Pharmacists key in navigating ATSI health maze

Taren Gill, Louis Roller, Lindy Swain

Pharmacists can have a key role in breaking down some of the many and complex barriers to quality, accessible health care for Aboriginal and Torres Strait Islander Australians, says a leading pharmacist.

“Aboriginal people have a huge burden of chronic disease which often results in polypharmacy,” says PSA Pharmacist of the Year Lindy Swain (right), a clinical pharmacist at Bullinah Aboriginal Health Service and part-time lecturer, University Centre for Rural Health, School of Public Health, University of Sydney.

“There’s lots of medicines to manage, and that can often lead to GPs, in a GP consult, having to prioritise the issues they can discuss. Often, medicines are low on that list of priorities.

“I see a lot of Aboriginal people with lots of medicines, about which no-one’s ever tried to have a good conversation with them.

“There’s often a lack of knowledge about why they’re taking the medicine, which leads often to non-adherence or poor medicines adherence.”

Pharmacists have a huge role to play in assisting their patients to understand what they’re taking, how to take it and why, and generally “giving a good story about the benefits of taking medicines”.

They also need to be aware that pharmacies are often considered an uncomfortable or even threatening environment for Aboriginal Australians, she says.

“With the Aboriginal patients I work with, they’ve often had a lack of relationship with their pharmacist or pharmacy, and I’m generalising here, of course, but they often don’t feel very comfortable in a pharmacy environment,” Swain told the AJP.

“There’s a huge amount of work needed to make pharmacy culturally safe, and pharmacists and their staff need to have that discussion around what strategies they’re going to use to make sure Aboriginal people feel confident and welcome, and able to talk about their health in a non-threatening environment.”

One simple step is to embrace events, such as Close the Gap Day (19 Mar) aimed at highlighting the disparity between Aboriginal and non-Aboriginal health in Australia – or NAIDOC Week (5-12 July), which celebrates Aboriginal and Torres Strait Islander history, culture and achievements as well as the contribution Indigenous Australians make to our society and country.

“Close the Gap Day is a fantastic opportunity for pharmacies to dress up their shop and acknowledge their Aboriginal customers,” Swain says. “It’s a way of saying to your local Aboriginal community that you’re welcoming and would like to engage further.

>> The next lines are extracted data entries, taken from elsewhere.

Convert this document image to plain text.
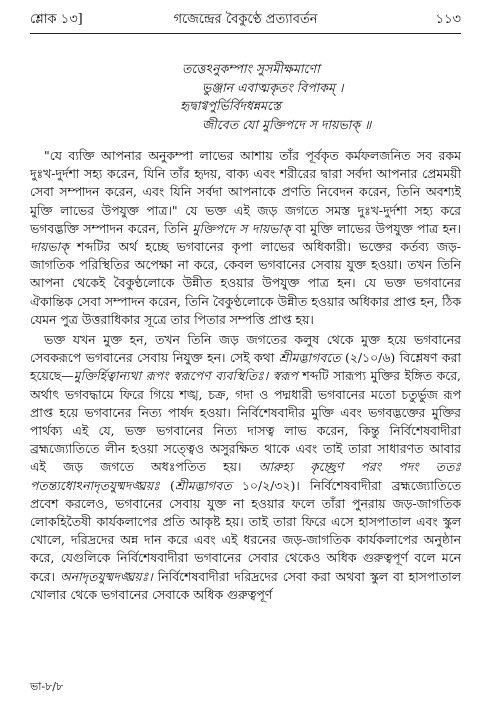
শ্লোক ১৩]	গজেন্দ্রের বৈকুণ্ঠে প্রত্যাবর্তন	১১৩
তত্তেঽনুকম্পাং সুসমীক্ষমাণো
ভুঞ্জান এবাত্মকৃতং বিপাকম্ ।
হৃদ্বাগ্বপুর্ভির্বিদধন্নমস্তে
জীবেত যো মুক্তিপদে স দায়ভাক্ ॥

"যে ব্যক্তি আপনার অনুকম্পা লাভের আশায় তাঁর পূর্বকৃত কর্মফলজনিত সব রকম দুঃখ-দুর্দশা সহ্য করেন, যিনি তাঁর হৃদয়, বাক্য এবং শরীরের দ্বারা সর্বদা আপনার প্রেমময়ী সেবা সম্পাদন করেন, এবং যিনি সর্বদা আপনাকে প্রণতি নিবেদন করেন, তিনি অবশ্যই মুক্তি লাভের উপযুক্ত পাত্র।" যে ভক্ত এই জড় জগতে সমস্ত দুঃখ-দুর্দশা সহ্য করে ভগবদ্ভক্তি সম্পাদন করেন, তিনি মুক্তিপদে স দায়ভাক্ বা মুক্তি লাভের উপযুক্ত পাত্র হন। দায়ভাক্ শব্দটির অর্থ হচ্ছে ভগবানের কৃপা লাভের অধিকারী। ভক্তের কর্তব্য জড়-জাগতিক পরিস্থিতির অপেক্ষা না করে, কেবল ভগবানের সেবায় যুক্ত হওয়া। তখন তিনি আপনা থেকেই বৈকুণ্ঠলোকে উন্নীত হওয়ার উপযুক্ত পাত্র হন। যে ভক্ত ভগবানের ঐকান্তিক সেবা সম্পাদন করেন, তিনি বৈকুণ্ঠলোকে উন্নীত হওয়ার অধিকার প্রাপ্ত হন, ঠিক যেমন পুত্র উত্তরাধিকার সূত্রে তার পিতার সম্পত্তি প্রাপ্ত হয়।

ভক্ত যখন মুক্ত হন, তখন তিনি জড় জগতের কলুষ থেকে মুক্ত হয়ে ভগবানের সেবকরূপে ভগবানের সেবায় নিযুক্ত হন। সেই কথা শ্রীমদ্ভাগবতে (২/১০/৬) বিশ্লেষণ করা হয়েছে—মুক্তির্হিত্বান্যথা রূপং স্বরূপেণ ব্যবস্থিতিঃ। স্বরূপ শব্দটি সারূপ্য মুক্তির ইঙ্গিত করে, অর্থাৎ ভগবদ্ধামে ফিরে গিয়ে শঙ্খ, চক্র, গদা ও পদ্মধারী ভগবানের মতো চতুর্ভুজ রূপ প্রাপ্ত হয়ে ভগবানের নিত্য পার্ষদ হওয়া। নির্বিশেষবাদীর মুক্তি এবং ভগবদ্ভক্তের মুক্তির পার্থক্য এই যে, ভক্ত ভগবানের নিত্য দাসত্ব লাভ করেন, কিন্তু নির্বিশেষবাদীরা ব্রহ্মজ্যোতিতে লীন হওয়া সত্ত্বেও অসুরক্ষিত থাকে এবং তাই তারা সাধারণত আবার এই জড় জগতে অধঃপতিত হয়। আরুহ্য কৃচ্ছ্রেণ পরং পদং ততঃ পতন্ত্যধোঽনাদৃতযুষ্মদঙ্ঘ্রয়ঃ (শ্রীমদ্ভাগবত ১০/২/৩২)। নির্বিশেষবাদীরা ব্রহ্মজ্যোতিতে প্রবেশ করলেও, ভগবানের সেবায় যুক্ত না হওয়ার ফলে তাঁরা পুনরায় জড়-জাগতিক লোকহিতৈষী কার্যকলাপের প্রতি আকৃষ্ট হয়। তাই তারা ফিরে এসে হাসপাতাল এবং স্কুল খোলে, দরিদ্রদের অন্ন দান করে এবং এই ধরনের জড়-জাগতিক কার্যকলাপের অনুষ্ঠান করে, যেগুলিকে নির্বিশেষবাদীরা ভগবানের সেবার থেকেও অধিক গুরুত্বপূর্ণ বলে মনে করে। অনাদৃতযুষ্মদঙ্ঘ্রয়ঃ। নির্বিশেষবাদীরা দরিদ্রদের সেবা করা অথবা স্কুল বা হাসপাতাল খোলার থেকে ভগবানের সেবাকে অধিক গুরুত্বপূর্ণ

ভা-৮/৮
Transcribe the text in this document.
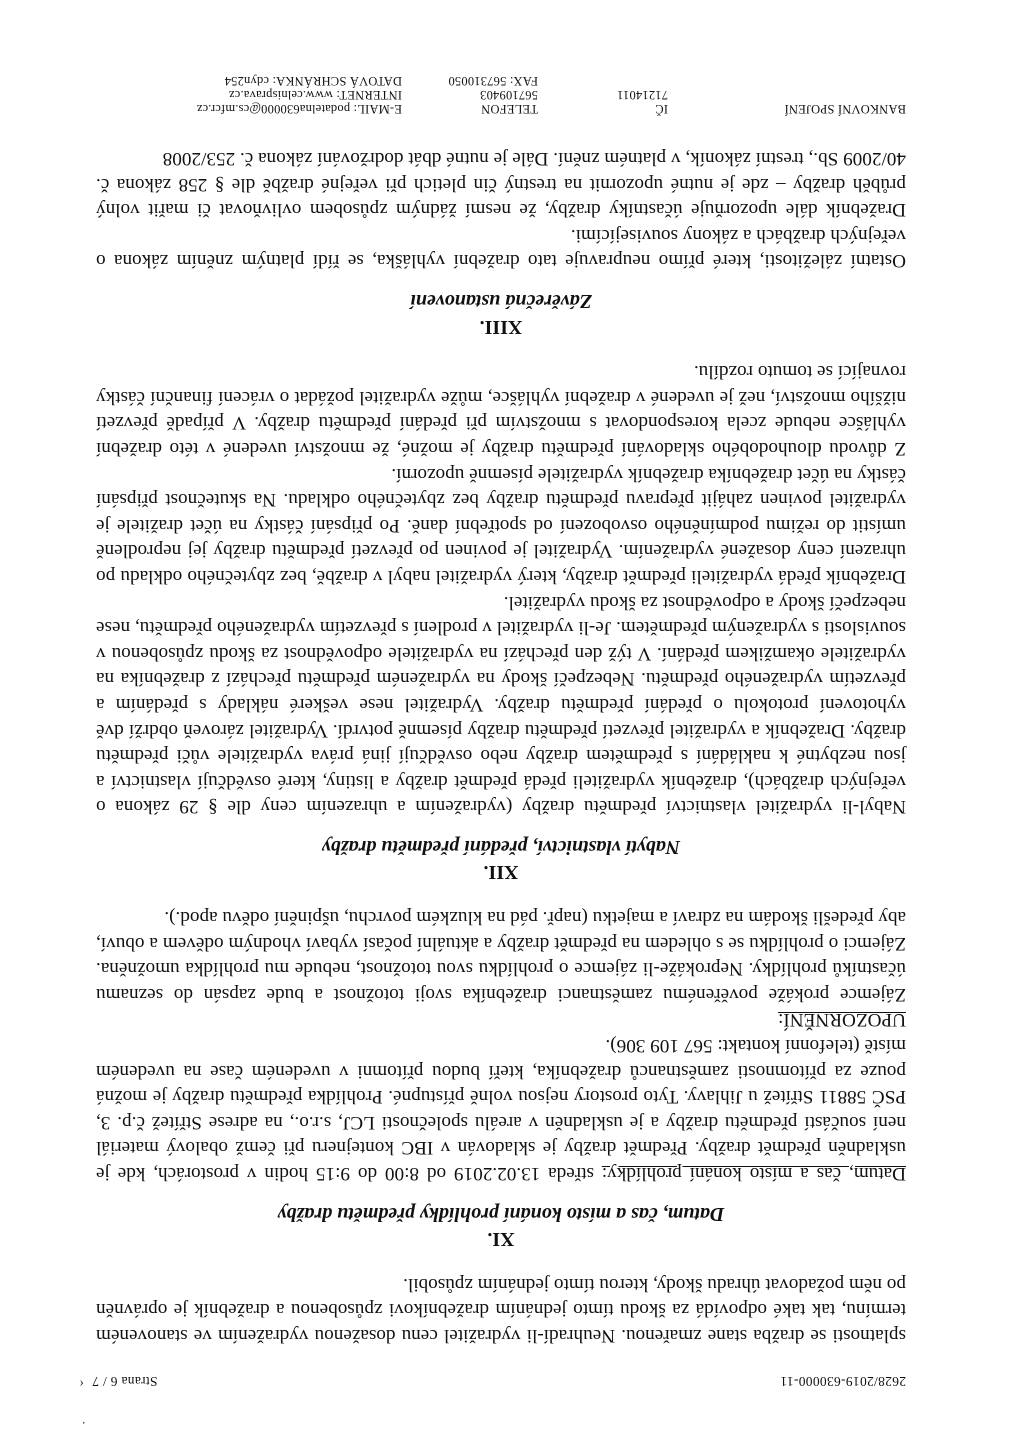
2628/2019-630000-11
Strana 6 / 7

splatnosti se dražba stane zmařenou. Neuhradí-li vydražitel cenu dosaženou vydražením ve stanoveném termínu, tak také odpovídá za škodu tímto jednáním dražebníkovi způsobenou a dražebník je oprávněn po něm požadovat úhradu škody, kterou tímto jednáním způsobil.

XI.
Datum, čas a místo konání prohlídky předmětu dražby

Datum, čas a místo konání prohlídky: středa 13.02.2019 od 8:00 do 9:15 hodin v prostorách, kde je uskladněn předmět dražby. Předmět dražby je skladován v IBC kontejneru při čemž obalový materiál není součástí předmětu dražby a je uskladněn v areálu společnosti LCJ, s.r.o., na adrese Střítež č.p. 3, PSČ 58811 Střítež u Jihlavy. Tyto prostory nejsou volně přístupné. Prohlídka předmětu dražby je možná pouze za přítomnosti zaměstnanců dražebníka, kteří budou přítomni v uvedeném čase na uvedeném místě (telefonní kontakt: 567 109 306).

UPOZORNĚNÍ:
Zájemce prokáže pověřenému zaměstnanci dražebníka svoji totožnost a bude zapsán do seznamu účastníků prohlídky. Neprokáže-li zájemce o prohlídku svou totožnost, nebude mu prohlídka umožněna. Zájemci o prohlídku se s ohledem na předmět dražby a aktuální počasí vybaví vhodným oděvem a obuví, aby předešli škodám na zdraví a majetku (např. pád na kluzkém povrchu, ušpinění oděvu apod.).

XII.
Nabytí vlastnictví, předání předmětu dražby

Nabyl-li vydražitel vlastnictví předmětu dražby (vydražením a uhrazením ceny dle § 29 zákona o veřejných dražbách), dražebník vydražiteli předá předmět dražby a listiny, které osvědčují vlastnictví a jsou nezbytné k nakládání s předmětem dražby nebo osvědčují jiná práva vydražitele vůči předmětu dražby. Dražebník a vydražitel převzetí předmětu dražby písemně potvrdí. Vydražitel zároveň obdrží dvě vyhotovení protokolu o předání předmětu dražby. Vydražitel nese veškeré náklady s předáním a převzetím vydraženého předmětu. Nebezpečí škody na vydraženém předmětu přechází z dražebníka na vydražitele okamžikem předání. V týž den přechází na vydražitele odpovědnost za škodu způsobenou v souvislosti s vydraženým předmětem. Je-li vydražitel v prodlení s převzetím vydraženého předmětu, nese nebezpečí škody a odpovědnost za škodu vydražitel.

Dražebník předá vydražiteli předmět dražby, který vydražitel nabyl v dražbě, bez zbytečného odkladu po uhrazení ceny dosažené vydražením. Vydražitel je povinen po převzetí předmětu dražby jej neprodleně umístit do režimu podmíněného osvobození od spotřební daně. Po připsání částky na účet dražitele je vydražitel povinen zahájit přepravu předmětu dražby bez zbytečného odkladu. Na skutečnost připsání částky na účet dražebníka dražebník vydražitele písemně upozorní.

Z důvodu dlouhodobého skladování předmětu dražby je možné, že množství uvedené v této dražební vyhlášce nebude zcela korespondovat s množstvím při předání předmětu dražby. V případě převzetí nižšího množství, než je uvedené v dražební vyhlášce, může vydražitel požádat o vrácení finanční částky rovnající se tomuto rozdílu.

XIII.
Závěrečná ustanovení

Ostatní záležitosti, které přímo neupravuje tato dražební vyhláška, se řídí platným zněním zákona o veřejných dražbách a zákony souvisejícími.

Dražebník dále upozorňuje účastníky dražby, že nesmí žádným způsobem ovlivňovat či mařit volný průběh dražby – zde je nutné upozornit na trestný čin pletich při veřejné dražbě dle § 258 zákona č. 40/2009 Sb., trestní zákoník, v platném znění. Dále je nutné dbát dodržování zákona č. 253/2008

BANKOVNÍ SPOJENÍ
IČ
71214011
TELEFON
567109403
FAX: 567310050
E-MAIL: podatelna630000@cs.mfcr.cz
INTERNET: www.celnisprava.cz
DATOVÁ SCHRÁNKA: cdyn254
‹
·
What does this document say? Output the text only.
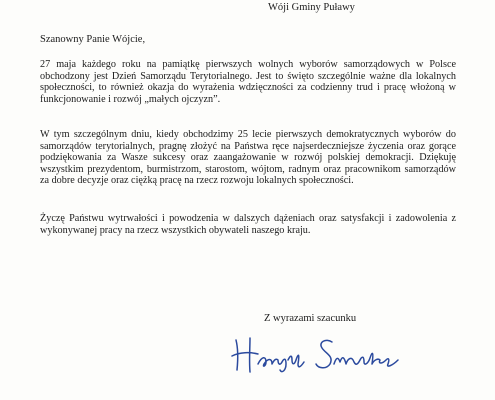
Wóji Gminy Puławy
Szanowny Panie Wójcie,

27 maja każdego roku na pamiątkę pierwszych wolnych wyborów samorządowych w Polsce obchodzony jest Dzień Samorządu Terytorialnego. Jest to święto szczególnie ważne dla lokalnych społeczności, to również okazja do wyrażenia wdzięczności za codzienny trud i pracę włożoną w funkcjonowanie i rozwój „małych ojczyzn”.

W tym szczególnym dniu, kiedy obchodzimy 25 lecie pierwszych demokratycznych wyborów do samorządów terytorialnych, pragnę złożyć na Państwa ręce najserdeczniejsze życzenia oraz gorące podziękowania za Wasze sukcesy oraz zaangażowanie w rozwój polskiej demokracji. Dziękuję wszystkim prezydentom, burmistrzom, starostom, wójtom, radnym oraz pracownikom samorządów za dobre decyzje oraz ciężką pracę na rzecz rozwoju lokalnych społeczności.

Życzę Państwu wytrwałości i powodzenia w dalszych dążeniach oraz satysfakcji i zadowolenia z wykonywanej pracy na rzecz wszystkich obywateli naszego kraju.

Z wyrazami szacunku
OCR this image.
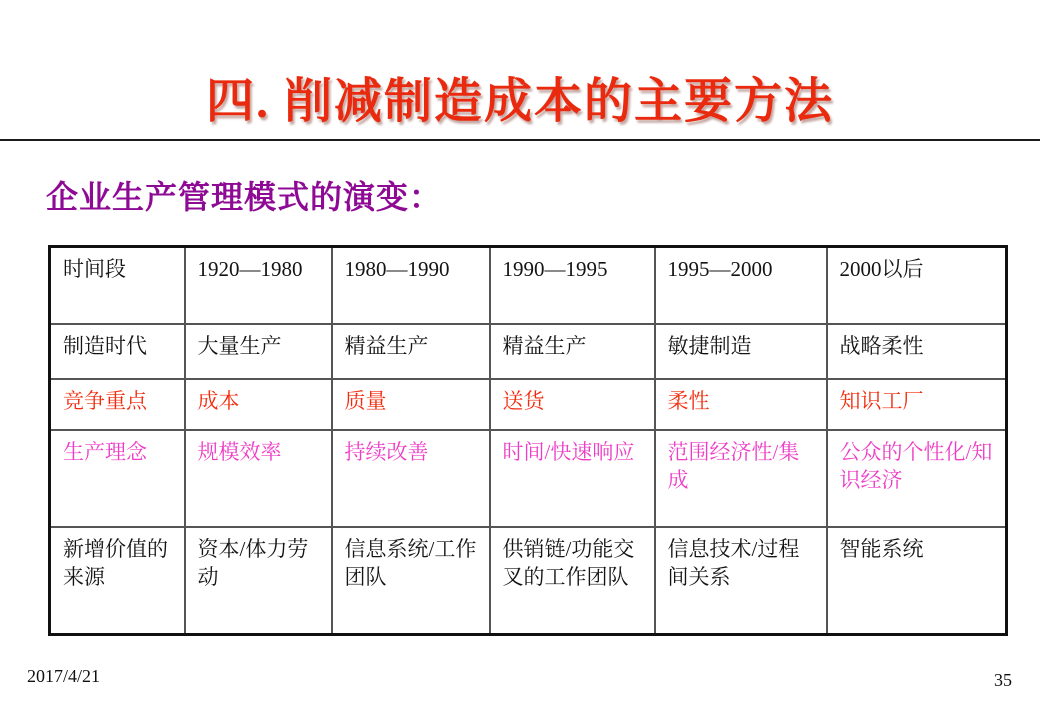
四. 削减制造成本的主要方法
企业生产管理模式的演变：
时间段	1920—1980	1980—1990	1990—1995	1995—2000	2000以后
制造时代	大量生产	精益生产	精益生产	敏捷制造	战略柔性
竞争重点	成本	质量	送货	柔性	知识工厂
生产理念	规模效率	持续改善	时间/快速响应	范围经济性/集成	公众的个性化/知识经济
新增价值的来源	资本/体力劳动	信息系统/工作团队	供销链/功能交叉的工作团队	信息技术/过程间关系	智能系统
2017/4/21	35
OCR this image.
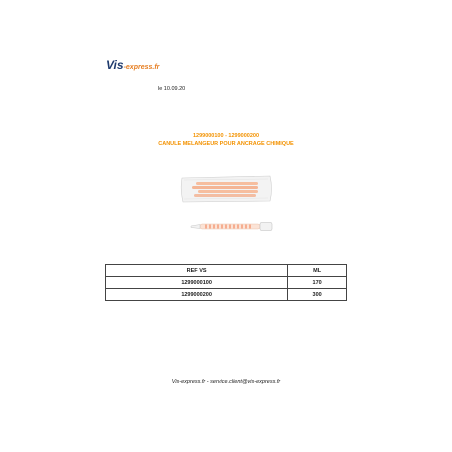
Vis-express.fr
le 10.09.20
1299000100 - 1299000200
CANULE MELANGEUR POUR ANCRAGE CHIMIQUE
REF VS	ML
1299000100	170
1299000200	300
Vis-express.fr - service.client@vis-express.fr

“Even something like having a sign up that names your local mob – for example, Bundjalung people are welcome in this pharmacy – is a very simple but effective thing to do.”


  • Develop a relationship with your local Aboriginal Health Service to help find your way through the maze of complex systems set up to aid Aboriginal health, such as CTG scripts. “We have all these different schemes, it’s hard for anyone working within the system to understand it, let alone the patient: QUMAX funding, CTG, Section 100 funding… and the poor patient’s moving around trying to navigate these things, they have no idea why their medicine’s sometimes subsidised and sometimes it isn’t.”
  • Consider whether you’re affected by organisational racism. “It’s not that the individual is racist, it’s about the organisation, the pharmacy, not having addressed these issues and not having taken the time to think about ways to make their patients feel more comfortable and welcome,” Swain says.
  • Don’t assume that urban pharmacies aren’t affected. “There’s actually more Aboriginal people living in the urban setting than in rural and remote Australia,” says Swain. “I think sometimes we think of this as just a rural and remote challenge, and it isn’t.”
  • Ensure all pharmacy assistants are welcoming to Aboriginal customers. “It’s so important that everyone within a pharmacy is on board in creating that welcoming environment. So often the patient interacts more with the pharmacy assistant than the pharmacist. They need to be empathic to a patient’s feelings and perceptions: when a pharmacy assistant ignores a patient, they might do that to all patients, but an Aboriginal person might not know that, and instead worry that they’re being ignored because they’re Aboriginal. Make sure they can understand this from the other person’s point of view.”
  • Seek education. “Pharmacists and pharmacy assistants have very little training in this area,” Swain says. “But it’s important to increase your knowledge of Aboriginal history and how trans-generational trauma affects people, so that when you’re talking to a 60-year-old person you have a better understanding of what might have happened in that person’s life that influences the way they might engage with you. There’s always lots to learn.”